Skoro skorumpowani bez skrupułów mogą zabić
kurwa, daj mi karabin, jestem już sfrustrowany
tak jak Konami, że fani Pro Evo są piratami
ekran krwawi tuzami, bo ten kraj trawi nienawiść
Tak, jak El Zarkawi chcę zabić, krawędŹ dotykam stopami
obłęd pod powiekami, schowany w czerni Bandamy
to jak Mos Def New Danger
jak się jarasz płytami, spust klamy ściska palcami
Za każdy pusty slogan z ust twych Glocka nacisnę spust
ty skonaj, święta wojna, święta krowa
Huk narzędzie w rękach Boga i flaga biało-czerwona
lecz do połowy spuszczona, bo to żałoba narodowa
Ta, bo ten Pan we mnie dojrzał
żeby małego pojmać, porwać, gardło przestrzelić
Zdobędziesz fame, polski Sejm, jego 50 cent
Hukos bojownik idei, morderca elit
Pod kataną mam klamkę, ostrze moich oskarżeń
ty padniesz jak Olof Palme, krew na asfalcie, palancie
Namierzyłem twój biurowiec, naprzeciwko wieżowiec
Jedenastopiętrowiec, tam się na dachu położę
jak Leon Zawodowiec, jeden strzał, poznam odpowiedŹ
jak to patrzeć na świat poprzez dziurę w twojej głowie
Ta, panie prezydencie, uważaj, ta, jeszcze dziś to zrobię
Ej, pan prezydent, ja dzisiaj zabiję go
bo pan prezydent w tym kraju to całe zło
jest głową państwa, więc jest wszystkiemu winien
Tak więc panie prezydent oglądaj się za siebie
Kordon niebieskich aniołów dba o moralność narodu
to pała przeciwko słowu, linią oporu jest rozum
zmienili w nazwie przedrostek, pałę na Tonfę
Polonezy na Hondę, Nysa, Volksvagen transporter
Została moralność, czyli Stalina oddech
Z oddali orient na Moskwę, kondomy grzechem – nonsens
Ale popieraj patologię, pokolenie dzieci głodne wyrośnie, zrobi rewoltę
Bo młodzi chcą mieć dzieci, lecz ich na nie nie stać
młodzi chcą się żenić, lecz nie mają mieszkań
A ja przemawiam do ślepca, czas immunitet odebrać
Zabiję prezydenta
Ej, pan prezydent, ja dzisiaj zabiję go
bo pan prezydent w tym kraju to całe zło
jest głową państwa, więc jest wszystkiemu winien
Tak więc panie prezydent oglądaj się za siebie
Autor: Hukos, Panie prezydencie..1
Spoko, bez paniki! Nie "delejtowac" tego. Zabezpieczylem sie w opinie prawne:
Zdaniem prawników raper nie popełnił przestępstwa.2
Zbigniew Hołda z Helsińskiej Fundacji Praw Człowieka:
W tekście nie ma żadnej groźby karalnej, która mogłaby być zrealizowana. Czy ktoś uwierzy, że ten raper naprawdę zabije Lecha Kaczyńskiego?

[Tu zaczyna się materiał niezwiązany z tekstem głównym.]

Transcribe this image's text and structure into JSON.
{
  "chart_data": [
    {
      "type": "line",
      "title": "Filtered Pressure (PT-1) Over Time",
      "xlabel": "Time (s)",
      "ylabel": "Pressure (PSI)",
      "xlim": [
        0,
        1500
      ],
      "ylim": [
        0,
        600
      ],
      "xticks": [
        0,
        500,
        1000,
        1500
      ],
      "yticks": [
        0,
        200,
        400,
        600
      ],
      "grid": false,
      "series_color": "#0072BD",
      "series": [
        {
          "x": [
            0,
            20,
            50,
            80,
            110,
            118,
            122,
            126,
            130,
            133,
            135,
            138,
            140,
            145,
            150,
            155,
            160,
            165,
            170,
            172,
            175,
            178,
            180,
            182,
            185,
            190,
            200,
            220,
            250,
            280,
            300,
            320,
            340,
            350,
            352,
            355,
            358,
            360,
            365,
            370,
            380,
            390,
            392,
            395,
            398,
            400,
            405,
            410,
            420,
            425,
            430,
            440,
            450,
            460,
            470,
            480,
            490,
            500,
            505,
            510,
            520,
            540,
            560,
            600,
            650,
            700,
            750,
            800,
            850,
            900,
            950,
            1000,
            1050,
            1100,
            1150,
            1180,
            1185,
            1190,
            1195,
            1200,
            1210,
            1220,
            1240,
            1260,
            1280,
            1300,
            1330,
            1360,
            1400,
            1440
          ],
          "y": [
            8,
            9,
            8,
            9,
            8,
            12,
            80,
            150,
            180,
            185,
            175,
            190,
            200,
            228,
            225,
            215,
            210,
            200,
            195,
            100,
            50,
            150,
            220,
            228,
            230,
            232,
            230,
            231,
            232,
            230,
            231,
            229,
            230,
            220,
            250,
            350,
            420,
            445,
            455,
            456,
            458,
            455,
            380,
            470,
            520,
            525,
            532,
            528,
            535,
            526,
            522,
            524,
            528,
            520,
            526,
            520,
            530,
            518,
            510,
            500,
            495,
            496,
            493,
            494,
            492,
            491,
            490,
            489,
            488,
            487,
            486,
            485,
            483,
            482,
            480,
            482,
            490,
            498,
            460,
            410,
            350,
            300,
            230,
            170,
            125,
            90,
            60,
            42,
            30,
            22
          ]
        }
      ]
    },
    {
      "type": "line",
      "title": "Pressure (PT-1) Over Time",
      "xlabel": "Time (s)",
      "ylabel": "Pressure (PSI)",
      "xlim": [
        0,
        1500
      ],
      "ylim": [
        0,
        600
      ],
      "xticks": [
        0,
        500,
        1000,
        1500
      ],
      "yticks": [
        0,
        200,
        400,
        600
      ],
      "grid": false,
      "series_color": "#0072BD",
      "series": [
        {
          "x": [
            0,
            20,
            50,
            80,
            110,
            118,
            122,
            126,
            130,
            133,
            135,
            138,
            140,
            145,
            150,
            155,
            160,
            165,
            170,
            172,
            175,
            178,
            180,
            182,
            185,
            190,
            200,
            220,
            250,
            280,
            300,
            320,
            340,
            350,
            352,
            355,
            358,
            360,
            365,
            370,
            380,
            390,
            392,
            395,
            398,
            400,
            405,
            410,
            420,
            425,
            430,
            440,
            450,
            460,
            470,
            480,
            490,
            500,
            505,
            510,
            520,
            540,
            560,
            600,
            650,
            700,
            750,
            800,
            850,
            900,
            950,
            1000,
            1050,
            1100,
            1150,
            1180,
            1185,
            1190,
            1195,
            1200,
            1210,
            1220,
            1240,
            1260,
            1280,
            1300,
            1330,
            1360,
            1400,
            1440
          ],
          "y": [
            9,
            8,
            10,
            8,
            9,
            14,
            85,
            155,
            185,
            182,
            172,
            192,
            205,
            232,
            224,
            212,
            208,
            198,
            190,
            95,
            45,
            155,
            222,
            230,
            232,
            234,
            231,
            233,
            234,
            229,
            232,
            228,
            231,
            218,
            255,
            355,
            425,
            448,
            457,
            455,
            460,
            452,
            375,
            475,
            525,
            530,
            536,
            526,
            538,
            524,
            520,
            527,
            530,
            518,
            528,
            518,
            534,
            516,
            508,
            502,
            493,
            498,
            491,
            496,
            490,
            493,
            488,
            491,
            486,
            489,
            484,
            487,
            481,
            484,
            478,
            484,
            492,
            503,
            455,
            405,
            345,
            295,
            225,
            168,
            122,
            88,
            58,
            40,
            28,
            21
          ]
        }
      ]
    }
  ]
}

Karnista, profesor Marian Filar:
Stek takich bredni na pewno nie wzbudzi strachu prezydenta. A groźba wtedy jest przestępstwem, kiedy jej adresat czuje się zagrożony.
Utwór "Panie prezydencie" można jedynie oceniać w kategoriach moralnych. Filar wyjaśnia:
Są granice cywilizacyjne i dobrych obyczajów, ale za ich przekroczenie w demokratycznych krajach się nie karze.
Socjolog kultury Mirosław Pęczak uważa, że używanie tak dosadnych słów mieści się w stylistyce hip-hopu:
Jest to swego rodzaju manifestacja ideologiczna i próba prowokacji autora. Zanim powstał hip-hop, podobne manifesty pojawiały się w utworach punckrockowych.
ABW, BBN, GRU, SB, etc. Powstrzymajcie sie!
Nie lubie wstawac o piatej rano!
Powyzsze teksty pochodza z roku 2007 i dotyczyly prezydenta Kaczynskiego.
Nooooo chyba, ze publikacja tekstow archiwalnych w nowym kontekscie3 jest nielegalna w Polsce.
Materialy pochodza z:
1. http://tekstyhh.pl/index.php/Hukos/Panie-prezydencie.html
2. http://www.pardon.pl/artykul/2582/_/5#komentarz_344067
3. http://m.nowyekran.pl/1cc65d7dd12858f6dd8179cfda0728d9,14,0.jpg
4.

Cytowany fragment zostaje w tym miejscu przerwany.